Doyle suggests coming up with your own definition of autism that is simple and direct that you can say in an instant so others can begin to digest it. Here is mine: Autism is a developmental issue that makes social situations and dealing with sensory things harder than the typical person.
She said many other wonderful things. Here are just a few:
Put the relationship ahead of compliance. (Do we really want our kids completely compliant? Consider someone saying this: Drink that up. Get in the car. Take off your clothes.)

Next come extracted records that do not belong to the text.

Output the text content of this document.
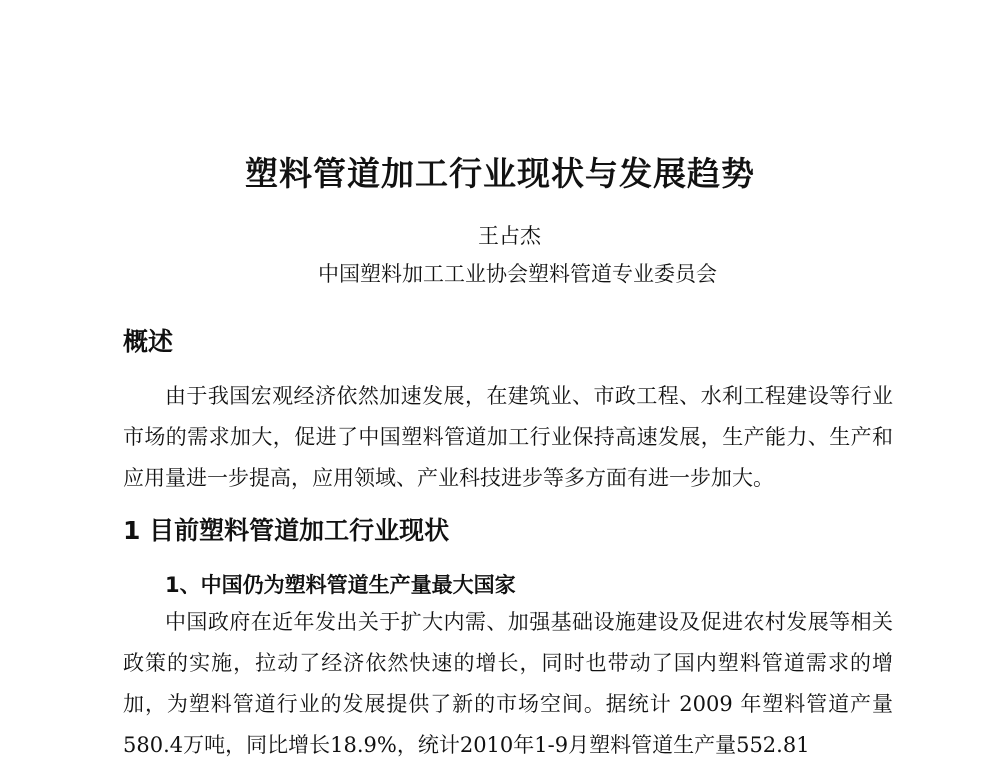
塑料管道加工行业现状与发展趋势

王占杰

中国塑料加工工业协会塑料管道专业委员会

概述

由于我国宏观经济依然加速发展，在建筑业、市政工程、水利工程建设等行业市场的需求加大，促进了中国塑料管道加工行业保持高速发展，生产能力、生产和应用量进一步提高，应用领域、产业科技进步等多方面有进一步加大。

1 目前塑料管道加工行业现状
1、中国仍为塑料管道生产量最大国家

中国政府在近年发出关于扩大内需、加强基础设施建设及促进农村发展等相关政策的实施，拉动了经济依然快速的增长，同时也带动了国内塑料管道需求的增加，为塑料管道行业的发展提供了新的市场空间。据统计 2009 年塑料管道产量580.4万吨，同比增长18.9%，统计2010年1-9月塑料管道生产量552.81
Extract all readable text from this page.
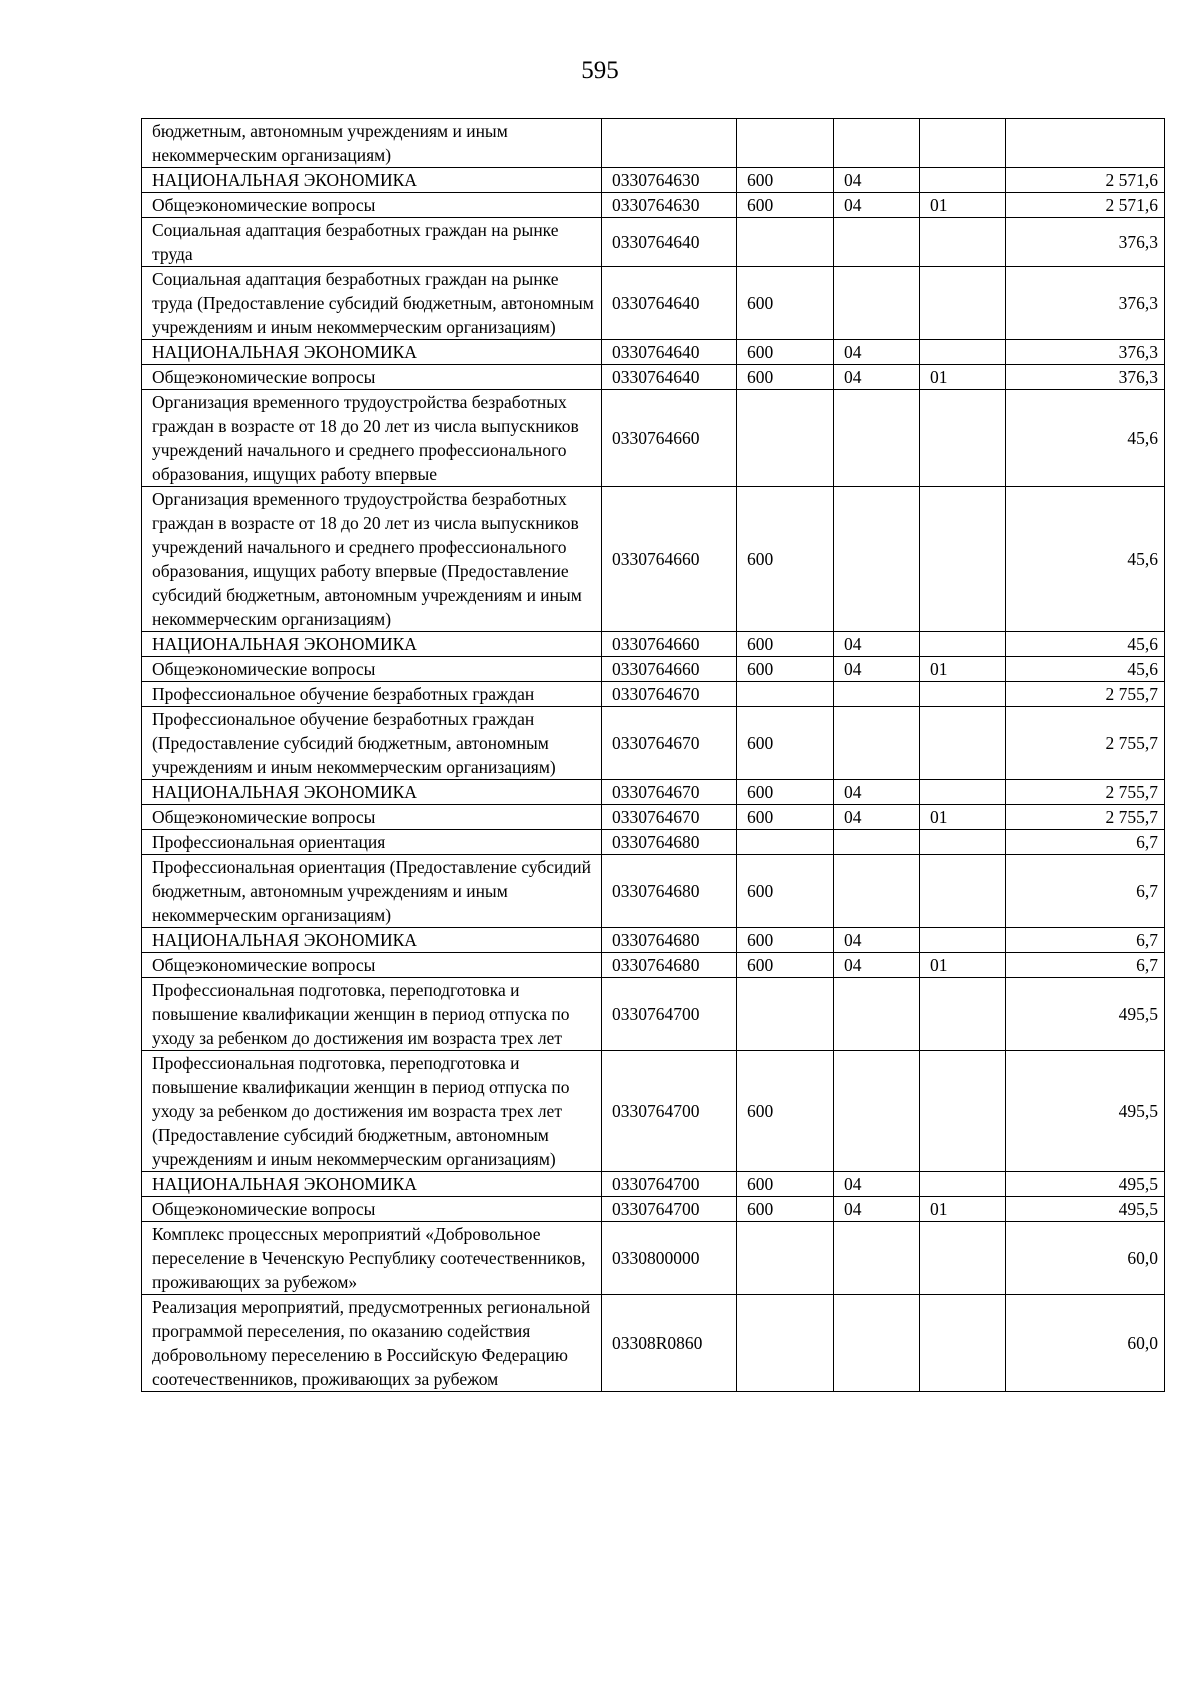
595
бюджетным, автономным учреждениям и иным некоммерческим организациям)					
НАЦИОНАЛЬНАЯ ЭКОНОМИКА	0330764630	600	04		2 571,6
Общеэкономические вопросы	0330764630	600	04	01	2 571,6
Социальная адаптация безработных граждан на рынке труда	0330764640				376,3
Социальная адаптация безработных граждан на рынке труда (Предоставление субсидий бюджетным, автономным учреждениям и иным некоммерческим организациям)	0330764640	600			376,3
НАЦИОНАЛЬНАЯ ЭКОНОМИКА	0330764640	600	04		376,3
Общеэкономические вопросы	0330764640	600	04	01	376,3
Организация временного трудоустройства безработных граждан в возрасте от 18 до 20 лет из числа выпускников учреждений начального и среднего профессионального образования, ищущих работу впервые	0330764660				45,6
Организация временного трудоустройства безработных граждан в возрасте от 18 до 20 лет из числа выпускников учреждений начального и среднего профессионального образования, ищущих работу впервые (Предоставление субсидий бюджетным, автономным учреждениям и иным некоммерческим организациям)	0330764660	600			45,6
НАЦИОНАЛЬНАЯ ЭКОНОМИКА	0330764660	600	04		45,6
Общеэкономические вопросы	0330764660	600	04	01	45,6
Профессиональное обучение безработных граждан	0330764670				2 755,7
Профессиональное обучение безработных граждан (Предоставление субсидий бюджетным, автономным учреждениям и иным некоммерческим организациям)	0330764670	600			2 755,7
НАЦИОНАЛЬНАЯ ЭКОНОМИКА	0330764670	600	04		2 755,7
Общеэкономические вопросы	0330764670	600	04	01	2 755,7
Профессиональная ориентация	0330764680				6,7
Профессиональная ориентация (Предоставление субсидий бюджетным, автономным учреждениям и иным некоммерческим организациям)	0330764680	600			6,7
НАЦИОНАЛЬНАЯ ЭКОНОМИКА	0330764680	600	04		6,7
Общеэкономические вопросы	0330764680	600	04	01	6,7
Профессиональная подготовка, переподготовка и повышение квалификации женщин в период отпуска по уходу за ребенком до достижения им возраста трех лет	0330764700				495,5
Профессиональная подготовка, переподготовка и повышение квалификации женщин в период отпуска по уходу за ребенком до достижения им возраста трех лет (Предоставление субсидий бюджетным, автономным учреждениям и иным некоммерческим организациям)	0330764700	600			495,5
НАЦИОНАЛЬНАЯ ЭКОНОМИКА	0330764700	600	04		495,5
Общеэкономические вопросы	0330764700	600	04	01	495,5
Комплекс процессных мероприятий «Добровольное переселение в Чеченскую Республику соотечественников, проживающих за рубежом»	0330800000				60,0
Реализация мероприятий, предусмотренных региональной программой переселения, по оказанию содействия добровольному переселению в Российскую Федерацию соотечественников, проживающих за рубежом	03308R0860				60,0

See all behavior as communication. Don’t seek to extinguish behavior until at least you understand what is being communicated.
Respond to all communicative signals as quickly as you can.
When you’ve erred, when you’re stuck, choose a respectful response that minimizes the tension.
Help eliminate the US versus THEM mentality that is reinforced every time someone says something like, you are SO patient to deal with that every day! You are such a special person! God chose you because such and such and la la la. Phooey. The message is, YOU must be SO SPECIAL to be able to deal WITH THEM. We are not divided that way, or we ought not be. We are we. I do what I do with my son because I love him, I rejoice in my time with him, I learn from him and I am compelled to be the best mom I can be because it’s important to ME.
What is this world we want to create? The one we don’t have because, in part, we’ve never tried to create it? Because up until now, we haven't seen the ‘affected’. We’ve been busy keeping them in, keeping them away. But now it’s time to bring them out. Bring everyone out. And here is what everyone needs:
To be safe, to belong, to be valued, to make a contribution.
And if we experience difficulty in creating this for our children, let us keep making the space to talk honestly about it.